Both of those sports have unbalanced schedules, which changes the odds of a runner-up being better than a champ, but you can see this isn't a rare event.
The good news is there is an easy, elegant solution. The NBA should simply seed the eight playoff teams in each conference according to winning percentage. Division champs ought to get passage into the postseason even in the unlikely event they're not one of the top eight teams, but they shouldn't get an artificially high seed.
It might be different if the divisions meant something, but they don't. The NBA plays a balanced conference schedule. Teams play four games a year against each of their division rivals and against six of their 10 interdivision foes in the same conference. They play three games against the other four conference teams, just to make the season come out to 82 games instead of 86.

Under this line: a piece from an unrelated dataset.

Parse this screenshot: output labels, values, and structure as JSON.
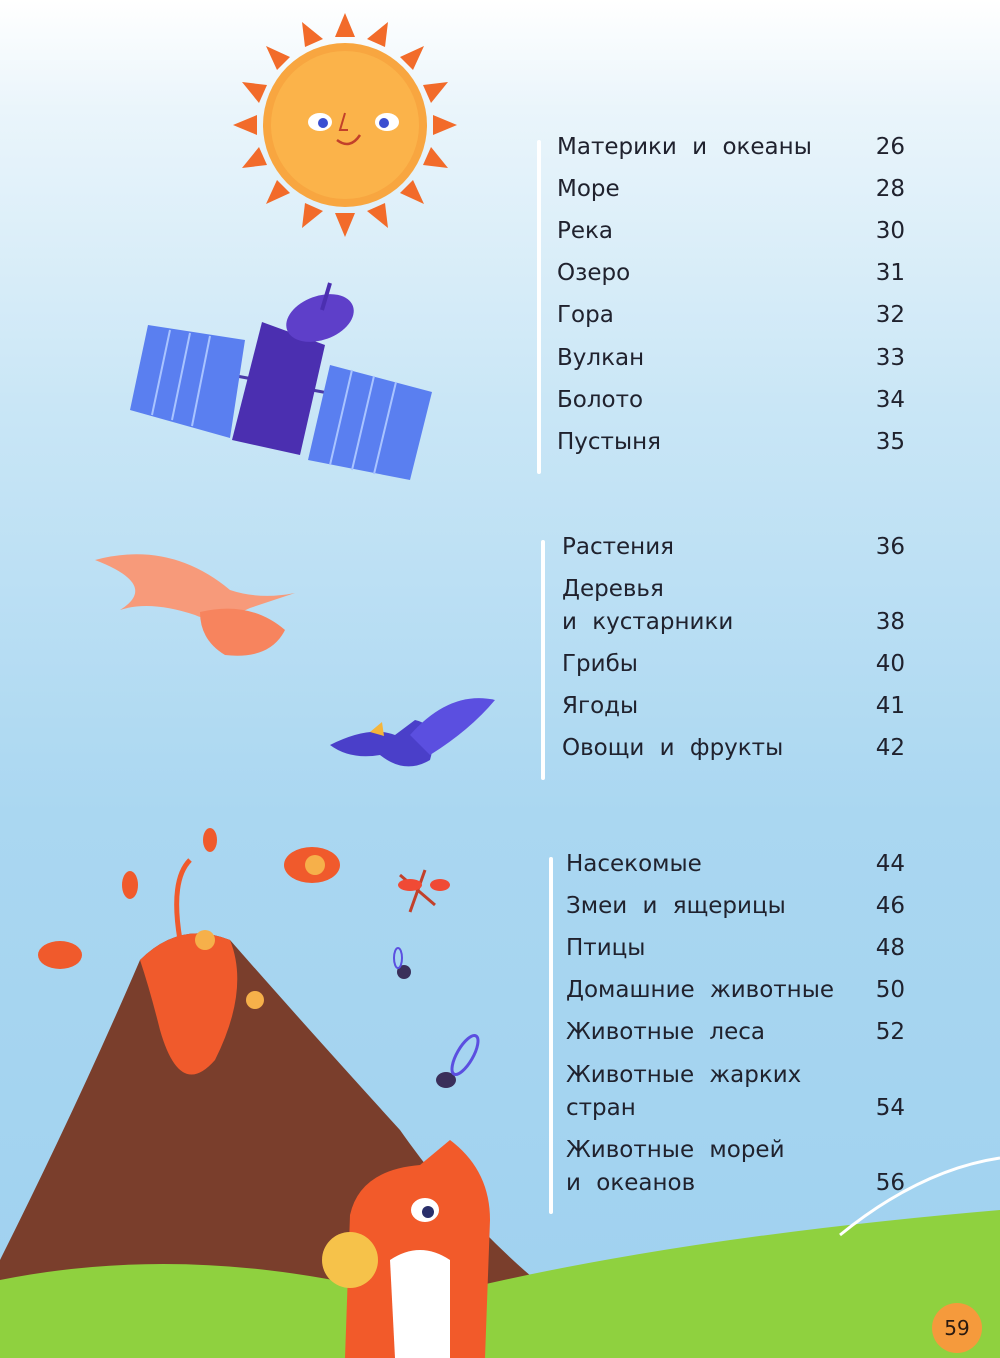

So winning your division doesn't necessarily mean you've come through some sort of crucible, emerging from a season-long battle. It just means you've been grouped with four teams that aren't as good as you. The grouping itself is geographical. In terms of winning and losing, it's random. There's no need to reward the winner beyond letting it into the playoffs.
In fact, given the balanced schedule and the fact that the top eight make the playoffs, there's no need to have divisions at all, except that standings showing all 15 teams in one long list would be aesthetically unpleasant.
In the NHL, with its new severely unbalanced schedule, winning your division does mean something.
Seeding NBA teams by winning percentage wouldn't change much. It would just mean that teams would have incentive to win and no incentive to lose at the end of the season. That's a pretty big thing.
I also have an elegant solution to the problem of all those timeouts and foul shots at the ends of games: Eliminating timeouts and foul shots.
The world too often scoffs at genius.